Кованые ворота, словно сами по себе, вздрогнув, лязгают засовами и распахиваются, приглашая зрителей внутрь.

Цирк открыт.

Теперь ты можешь войти.

ЧАСТЬ ПЕРВАЯ
Истоки

Все, что вы увидите в Цирке Сновидений, подчинено принципу круга. Возможно, этим устроители пожелали отдать дань слову «цирк», произошедшему от греческого kirkos, что означает круг или кольцо. И хотя подобных реверансов в сторону цирка – в историческом смысле – здесь великое множество, назвать этот цирк традиционным никак нельзя. Вместо одного привычного шатра с ареной, окруженной рядами зрительских мест, он состоит из моря шатров самых разных размеров, от мала до велика. Шатры заключены в кольца петляющих дорожек, весь цирк – в кольцо ограды. Круг и бесконечность во всем.

Фридрих Тиссен, 1892 г.


Мечтатель – это тот, кто находит свою тропу только при лунном свете, а наказание его в том, что он видит рассвет раньше, чем все другие.[1]1
  Перевод М. Зверева.


[Закрыть]

Оскара Уайльд. Критик как художник, 1888 г.

Неожиданное письмо
Нью-Йорк, февраль 1873 г.

В театр приходит немало писем на имя чародея Просперо, однако конверт, содержащий посмертную записку, да к тому же аккуратно пришпиленный к воротнику пальто пятилетней девочки, он получает впервые.

Поверенный, в сопровождении которого она появляется на пороге театра, отказывается давать какие-либо объяснения. В ответ на протесты директора он лишь пожимает плечами и поспешно уходит, в знак прощания дотронувшись до шляпы.

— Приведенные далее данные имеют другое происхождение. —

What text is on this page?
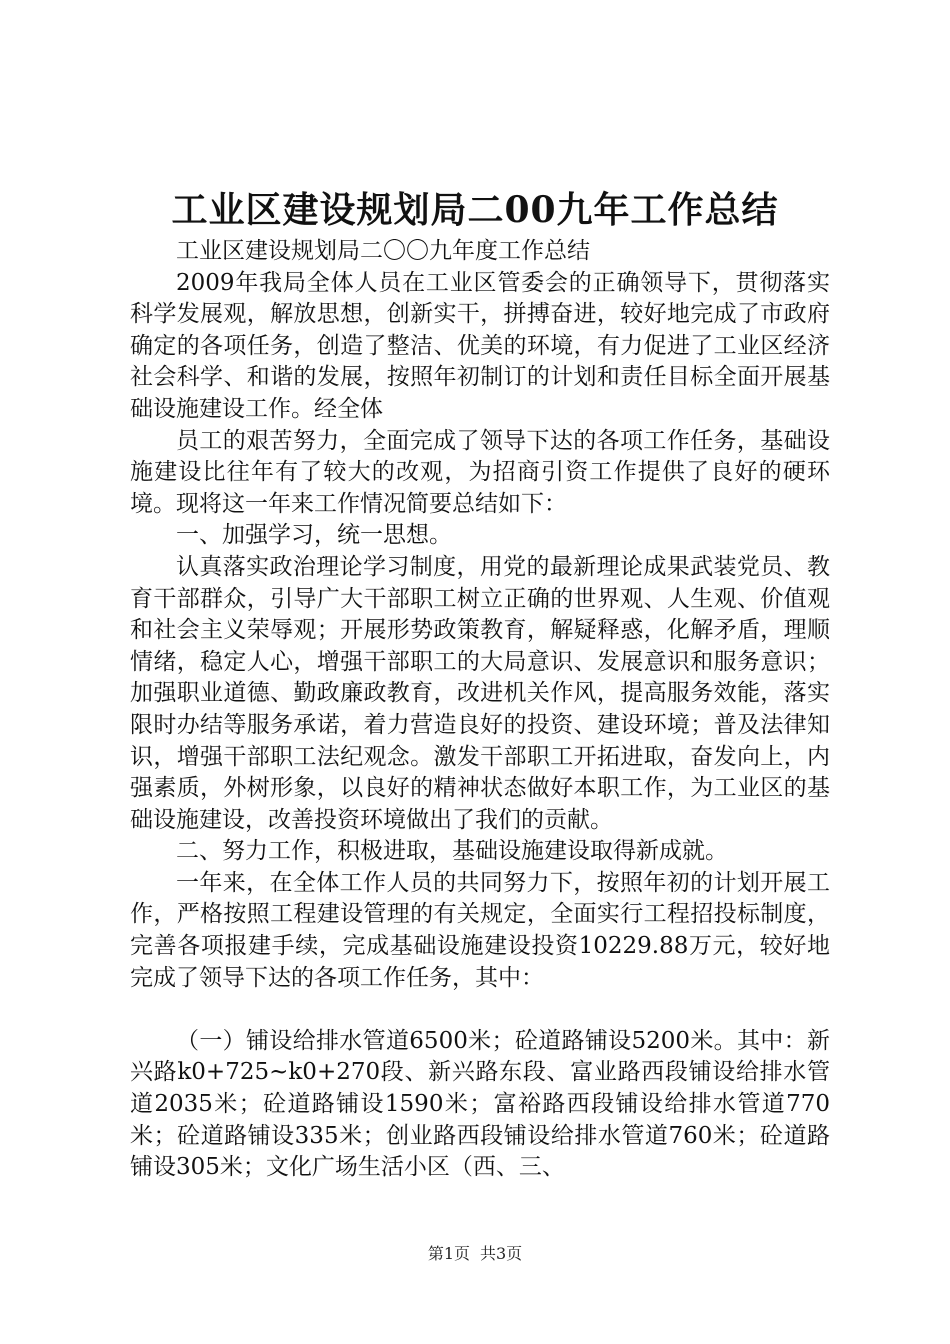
工业区建设规划局二00九年工作总结

工业区建设规划局二〇〇九年度工作总结

2009年我局全体人员在工业区管委会的正确领导下，贯彻落实科学发展观，解放思想，创新实干，拼搏奋进，较好地完成了市政府确定的各项任务，创造了整洁、优美的环境，有力促进了工业区经济社会科学、和谐的发展，按照年初制订的计划和责任目标全面开展基础设施建设工作。经全体

员工的艰苦努力，全面完成了领导下达的各项工作任务，基础设施建设比往年有了较大的改观，为招商引资工作提供了良好的硬环境。现将这一年来工作情况简要总结如下：

一、加强学习，统一思想。

认真落实政治理论学习制度，用党的最新理论成果武装党员、教育干部群众，引导广大干部职工树立正确的世界观、人生观、价值观和社会主义荣辱观；开展形势政策教育，解疑释惑，化解矛盾，理顺情绪，稳定人心，增强干部职工的大局意识、发展意识和服务意识；加强职业道德、勤政廉政教育，改进机关作风，提高服务效能，落实限时办结等服务承诺，着力营造良好的投资、建设环境；普及法律知识，增强干部职工法纪观念。激发干部职工开拓进取，奋发向上，内强素质，外树形象，以良好的精神状态做好本职工作，为工业区的基础设施建设，改善投资环境做出了我们的贡献。

二、努力工作，积极进取，基础设施建设取得新成就。

一年来，在全体工作人员的共同努力下，按照年初的计划开展工作，严格按照工程建设管理的有关规定，全面实行工程招投标制度，完善各项报建手续，完成基础设施建设投资10229.88万元，较好地完成了领导下达的各项工作任务，其中：

（一）铺设给排水管道6500米；砼道路铺设5200米。其中：新兴路k0+725~k0+270段、新兴路东段、富业路西段铺设给排水管道2035米；砼道路铺设1590米；富裕路西段铺设给排水管道770米；砼道路铺设335米；创业路西段铺设给排水管道760米；砼道路铺设305米；文化广场生活小区（西、三、

第1页 共3页
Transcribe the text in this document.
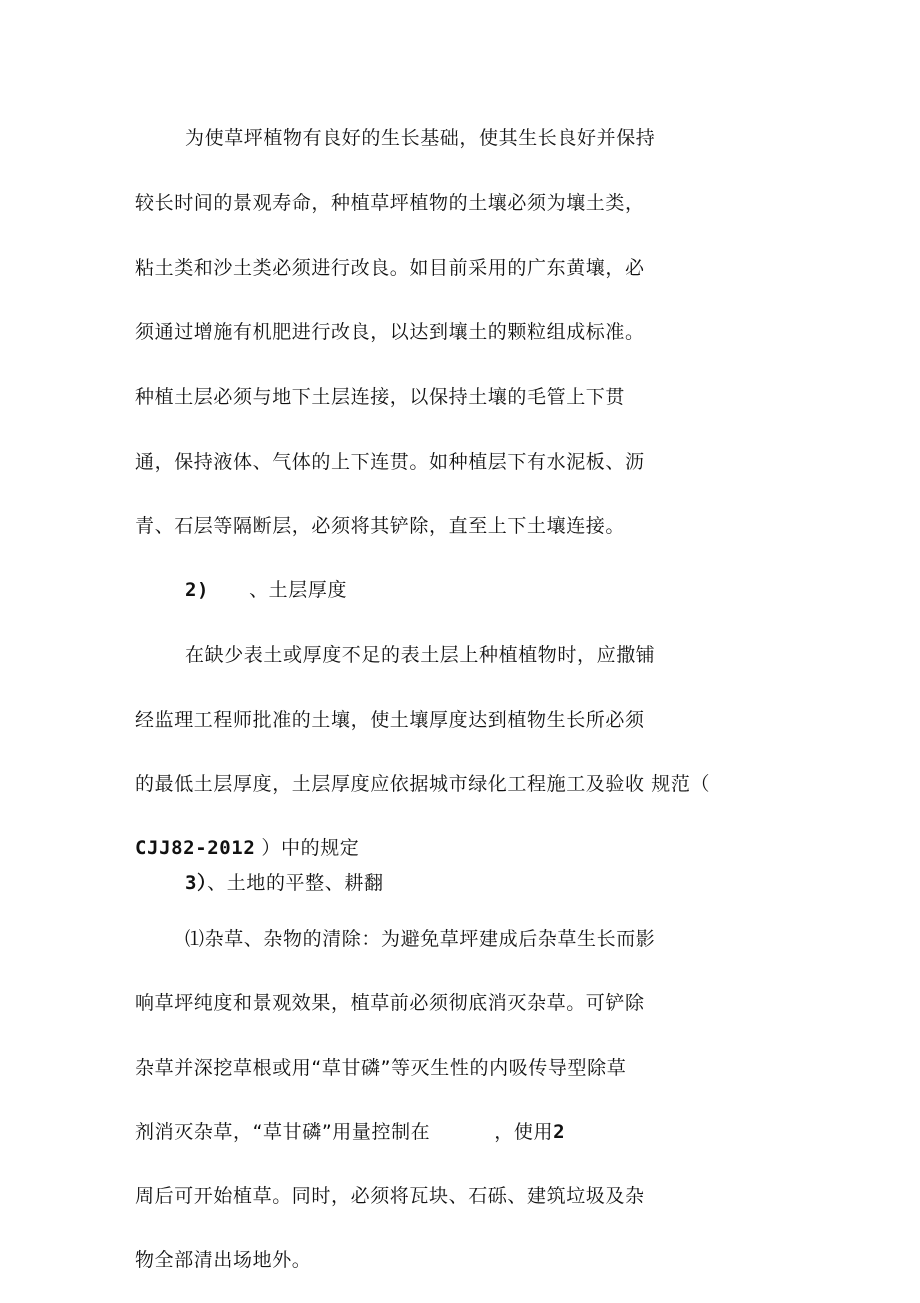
为使草坪植物有良好的生长基础，使其生长良好并保持
较长时间的景观寿命，种植草坪植物的土壤必须为壤土类，
粘土类和沙土类必须进行改良。如目前采用的广东黄壤，必
须通过增施有机肥进行改良，以达到壤土的颗粒组成标准。
种植土层必须与地下土层连接，以保持土壤的毛管上下贯
通，保持液体、气体的上下连贯。如种植层下有水泥板、沥
青、石层等隔断层，必须将其铲除，直至上下土壤连接。
2) 、土层厚度
在缺少表土或厚度不足的表土层上种植植物时，应撒铺
经监理工程师批准的土壤，使土壤厚度达到植物生长所必须
的最低土层厚度，土层厚度应依据城市绿化工程施工及验收 规范（
CJJ82-2012 ）中的规定
3）、土地的平整、耕翻
⑴杂草、杂物的清除：为避免草坪建成后杂草生长而影
响草坪纯度和景观效果，植草前必须彻底消灭杂草。可铲除
杂草并深挖草根或用“草甘磷”等灭生性的内吸传导型除草
剂消灭杂草，“草甘磷”用量控制在	，使用2
周后可开始植草。同时，必须将瓦块、石砾、建筑垃圾及杂
物全部清出场地外。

Даже не читая имени адресата на конверте, директор сразу понимает, к кому пришла девочка. Ее глаза, сверкающие из-под копны непослушных кудряшек, – уменьшенная копия глаз самого волшебника.

Когда он берет ее за руку, маленькие пальчики безвольно ложатся в его ладонь. В театре тепло, но девочка не хочет снимать пальто и лишь упрямо трясет головой, когда он спрашивает о причинах ее отказа.

Не зная, что еще он может для нее сделать, директор приводит ее к себе в кабинет. Она садится и замирает на неудобном стуле возле стены, увешанной старыми афишами, в окружении коробок с чеками и билетами. Директор приносит чай с дополнительным кусочком сахара, но он, нетронутый, так и остывает на столе.

Девочка не двигается, не ерзает на стуле. Она сидит, не шелохнувшись, со сложенными на коленях руками. Ее взгляд устремлен вниз, на собственные ботинки, самую малость не достающие до пола. Один носок слегка поцарапан, шнурки завязаны аккуратными бантиками.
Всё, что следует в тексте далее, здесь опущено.